Here the risk of harm was that of falling while sitting on a railing on a second floor balcony. Such a risk is an obvious and reasonable risk of harm which the defendant had no duty to protect against.
But plaintiff argues that because of the wild atmosphere of Mardi Gras and the fact that traditionally women would expose themselves from the balconies, defendant should have foreseen that an accident was likely and was under an obligation to pro*66tect plaintiff from himself. We find no merit in this argument for two reasons: first, absolutely no evidence was offered at trial demonstrating that anyone had ever fallen from the balcony during Mardi Gras or even that people sat on the balcony railings.2 Second, cases cited by plaintiff in support of his argument involved plaintiffs that were in some way incapacitated, 1.e., minority, intoxication, insanity, etc. Argus v. Scheppegrell, 472 So.2d 573 (La.1985) (defendant prescribed medication to patient who was a teenaged drug addict); Oliver v. Capitano, 405 So.2d 1102 (La.App. 4th Cir.1981), writ denied, 407 So.2d 731 (La.1981) (defendant was liable for wrongful death of insane victim who was incapable of appreciating risk of backing truck); Pence v. Ketchum, 326 So.2d 831 (La.1976), overruled in part, Thrasher v. Leggett, 373 So.2d 494 (La.1979) (recognized the duty of a bar owner to avoid affirmative acts which increase the peril to an intoxicated patron). In the instant case, no evidence was introduced demonstrating that plaintiff was in any way incapacitated. In fact, he knowingly and voluntarily placed himself at risk.

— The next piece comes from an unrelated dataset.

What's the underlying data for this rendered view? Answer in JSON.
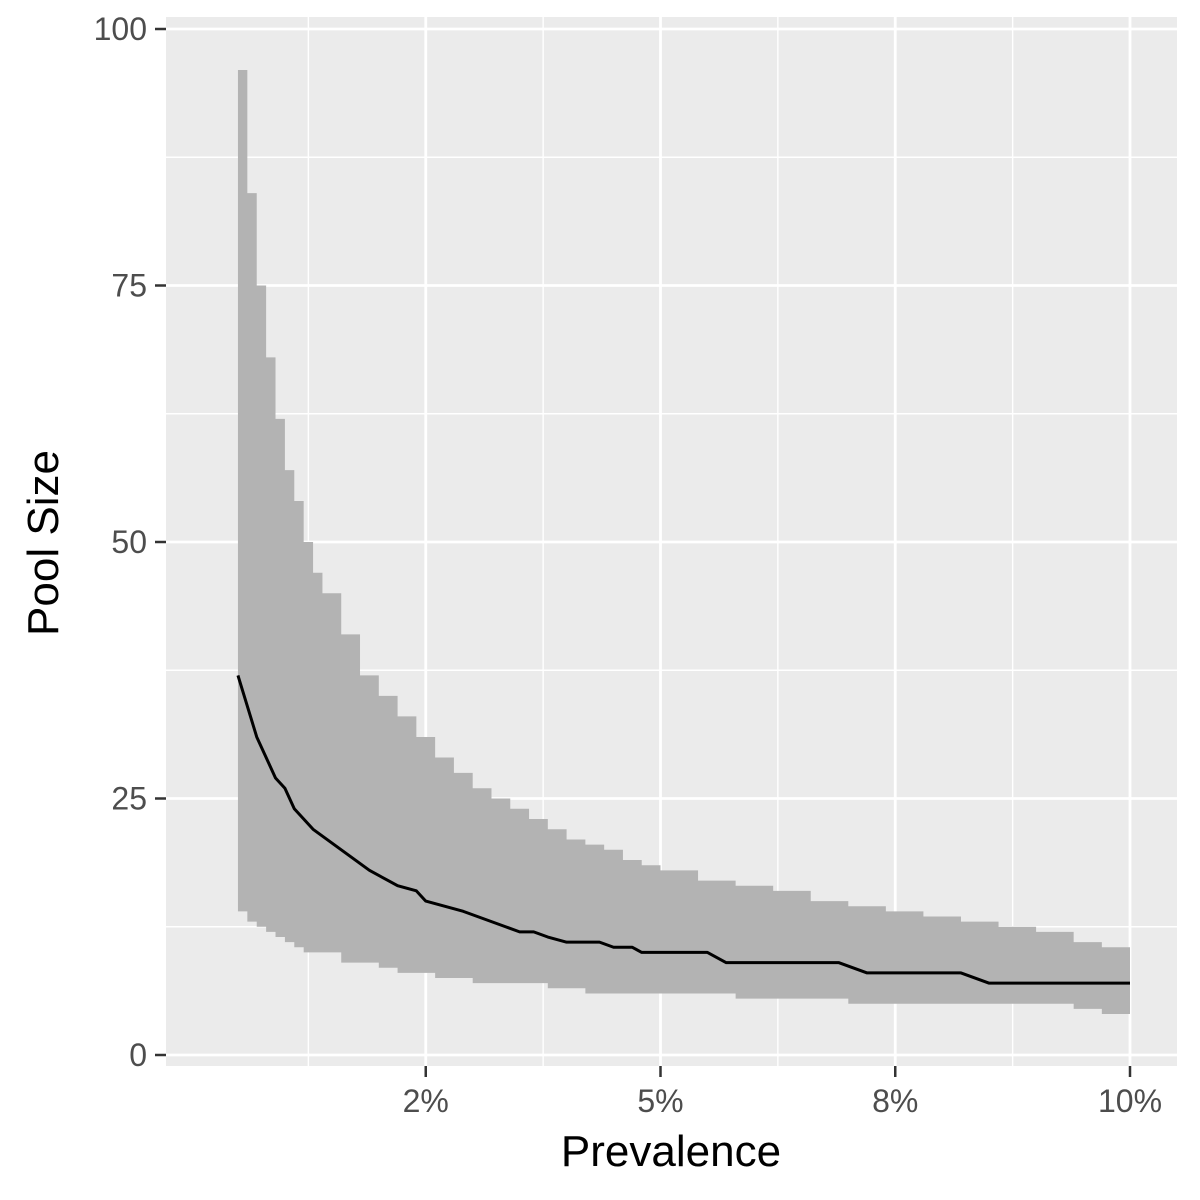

We also note that plaintiff’s reliance on Boyer v. Johnson, 360 So.2d 1164 (La.1978) is misplaced. Boyer held that the defendant was liable because he violated a statute designed to prevent the type of risk and harm encountered by the minor plaintiff. In the case before us, Downtower was not in violation of any statute at the time of plaintiffs injury.
For these reasons we hold that the trial court was not required to charge the jury that the defendant had a duty to protect patrons from the type of conduct engaged in by the plaintiff herein. Accordingly, the trial court did not err in refusing to charge the jury on a duty/risk analysis.
Plaintiff also argues that the trial court erred in denying his efforts to show measures taken by other hotels to protect similarly situated patrons. Plaintiff cites no authority for this argument.
No evidence was adduced at trial demonstrating that other protective measures were required by law. To have allowed evidence of other protective measures would have opened the door to innumerable extraneous considerations such as size and crowd capacity of other hotel balconies, height and structure of balcony railings, entrance requirements of other hotels, etc. This is to say that a hotel’s decision to utilize certain protective measures may well be governed by considerations other than protecting a patron from his own carelessness. For these reasons we find plaintiff’s argument to be without merit.
For the foregoing reasons, the judgment of the trial court is affirmed.